State assessment staff told Utah assessment directors that English language arts growth calculations likely will not appear in the Data Gateway until mid‑November after a quality‑control delay in a data file supplied by testing vendor Cambium.
Assessment staff said the file from Cambium was expected the week of Oct. 20 and that, after the state data statistics team runs its checks, growth calculations should follow in a matter of weeks. Staff emphasized the delay affected the data file only and not the portal reports already visible in RISE reporting.
The issue is linked to broader assessment work the board recently approved. At its October meeting the Utah State Board of Education approved a carry‑forward spending plan that allocates a large portion of one‑time funds to expanded item development. State staff said the board expects to propose contract amendments with Cambium to increase item development over the next one to two years and to add standard‑setting work tied to new math standards.
Why it matters: the carry‑forward and contract amendments drive what assessments are available next year and affect timelines for growth reporting and high‑school benchmark availability.

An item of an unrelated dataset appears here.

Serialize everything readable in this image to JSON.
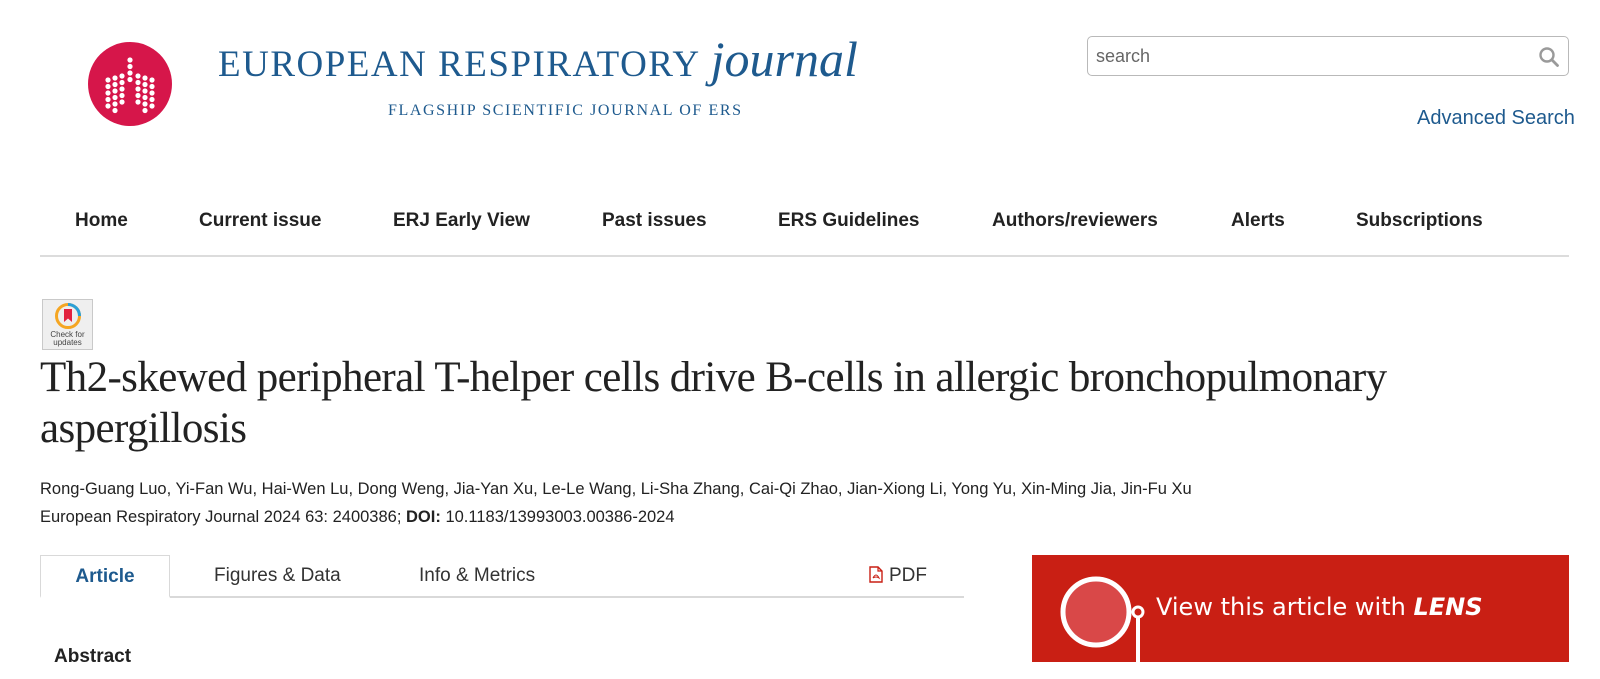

Staff warned that without additional legislative funding, the state’s ability to provide K–3 or broader K–8 assessments could be constrained.
Key details reported by assessment staff:
- Cambium QC delayed receipt of a data file; staff expected it the week of Oct. 20 and told directors to plan for growth calculations in mid‑November after state processing and validation.
- The board approved a carry‑forward spend plan that directs money toward item development and standard setting; staff plan to bring related contract amendments to the December board meeting.
- The board submitted statutory requests to the Legislature for changes to requirements, including removing math from K–3 early learning plan statutory text (staff said math’s presence appears to be an oversight) and seeking a large funding request to expand a K–3 reading initiative to grades K–8 and to include math.
- State staff noted the K–8 ELA and math initiative is a multi‑million dollar request (described to assessment directors as “tens of millions”) and would include providing assessments in grades K–8; the board ranked that request among its top legislative funding priorities.
- If the K–8 funding does not pass, the state plans to pursue a separate K–3 math assessment funding request. Staff flagged a current shortfall: the legislature provided about $300,000 for the current K–3 math assessment contract through June 2026, roughly $1.50 per K–3 student, which staff said would not cover licenses with current vendors.
What staff told directors about timing and next steps: once the Cambium file arrives, the statistics team will calculate growth and run quality checks before posting results in the Data Gateway. School report card embargo and local review remain on the schedule for early January, and staff said they will notify directors if further delays affect those dates.
Assessment staff urged directors with questions about the timelines or legislative priorities to contact the assessment office directly.